Depuis que France-Echos s'est occupé de révéler
les petits arrangements entre amis destinés à faire bénéficier
les musulmans de Tournon-sur-Rhône d'une subvention déguisée
(voir nos articles à ce sujet), le maire de
Tournon-sur-Rhône n'avait qu'un seul argument qu'il croyait
"béton" :
La décision avait été prise à l'unanimité
du conseil municipal.
Sauf que les conseillers municipaux ne votent
pas des lois mais votent seulement des décisions.

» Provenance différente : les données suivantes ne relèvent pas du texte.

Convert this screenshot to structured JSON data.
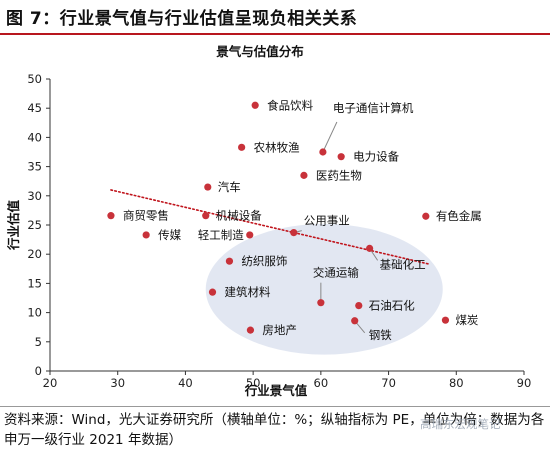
{
  "figure": {
    "title": "图 7：行业景气值与行业估值呈现负相关关系",
    "source": "资料来源：Wind，光大证券研究所（横轴单位：%；纵轴指标为 PE，单位为倍；数据为各申万一级行业 2021 年数据）",
    "watermark": "高瑞东宏观笔记"
  },
  "colors": {
    "accent": "#b8161e",
    "point": "#c8323a",
    "trend": "#c0141c",
    "cluster": "#dde3f0"
  },
  "chart_data": {
    "type": "scatter",
    "title": "景气与估值分布",
    "xlabel": "行业景气值",
    "ylabel": "行业估值",
    "xlim": [
      20,
      90
    ],
    "ylim": [
      0,
      50
    ],
    "xticks": [
      20,
      30,
      40,
      50,
      60,
      70,
      80,
      90
    ],
    "yticks": [
      0,
      5,
      10,
      15,
      20,
      25,
      30,
      35,
      40,
      45,
      50
    ],
    "grid": false,
    "points": [
      {
        "label": "食品饮料",
        "x": 50.3,
        "y": 45.5
      },
      {
        "label": "电子通信计算机",
        "x": 60.3,
        "y": 37.5
      },
      {
        "label": "农林牧渔",
        "x": 48.3,
        "y": 38.3
      },
      {
        "label": "电力设备",
        "x": 63.0,
        "y": 36.7
      },
      {
        "label": "医药生物",
        "x": 57.5,
        "y": 33.5
      },
      {
        "label": "汽车",
        "x": 43.3,
        "y": 31.5
      },
      {
        "label": "商贸零售",
        "x": 29.0,
        "y": 26.6
      },
      {
        "label": "机械设备",
        "x": 43.0,
        "y": 26.6
      },
      {
        "label": "有色金属",
        "x": 75.5,
        "y": 26.5
      },
      {
        "label": "传媒",
        "x": 34.2,
        "y": 23.3
      },
      {
        "label": "轻工制造",
        "x": 49.5,
        "y": 23.3
      },
      {
        "label": "公用事业",
        "x": 56.0,
        "y": 23.7
      },
      {
        "label": "基础化工",
        "x": 67.2,
        "y": 21.0
      },
      {
        "label": "纺织服饰",
        "x": 46.5,
        "y": 18.8
      },
      {
        "label": "建筑材料",
        "x": 44.0,
        "y": 13.5
      },
      {
        "label": "交通运输",
        "x": 60.0,
        "y": 11.7
      },
      {
        "label": "石油石化",
        "x": 65.6,
        "y": 11.2
      },
      {
        "label": "煤炭",
        "x": 78.4,
        "y": 8.7
      },
      {
        "label": "钢铁",
        "x": 65.0,
        "y": 8.6
      },
      {
        "label": "房地产",
        "x": 49.6,
        "y": 7.0
      }
    ],
    "trendline": {
      "style": "dotted",
      "x": [
        29,
        76
      ],
      "y": [
        31.0,
        18.3
      ]
    },
    "highlight_region": {
      "shape": "ellipse",
      "cx": 60.5,
      "cy": 14.0,
      "rx": 17.5,
      "ry": 11.2
    }
  }
}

En principe, les élus devraient être assez au
courant de lois pour prendre uniquement des décisions légales
mais il arrive, par ignorance ou par roublardise, que des élus
prennent des décisions illégales.
C'est pour cela qu'il
existe des tribunaux administratifs : pour taper sur les
doigts des maires qui se comportent comme des seigneurs en
leur fief.
Manifestement, la leçon a été comprise à Tournon
sur Rhône, comme quoi il ne faut pas désespérer : même
des Radicaux de Gauche peuvent être remis sur les rails.
Oh, certes, chassez le naturel et il revient au
galop, mais avec circonspection !
Ainsi, lorsque l'unanime conseil municipal de
Tournon-sur-Rhône a décidé de continuer à flirter avec le
hors-la-loïsme en soutenant des clandestins, le maire a bien
pris soin de préciser que :
« Ce parrainage, bien qu'officiel,
n'a aucune valeur
juridique »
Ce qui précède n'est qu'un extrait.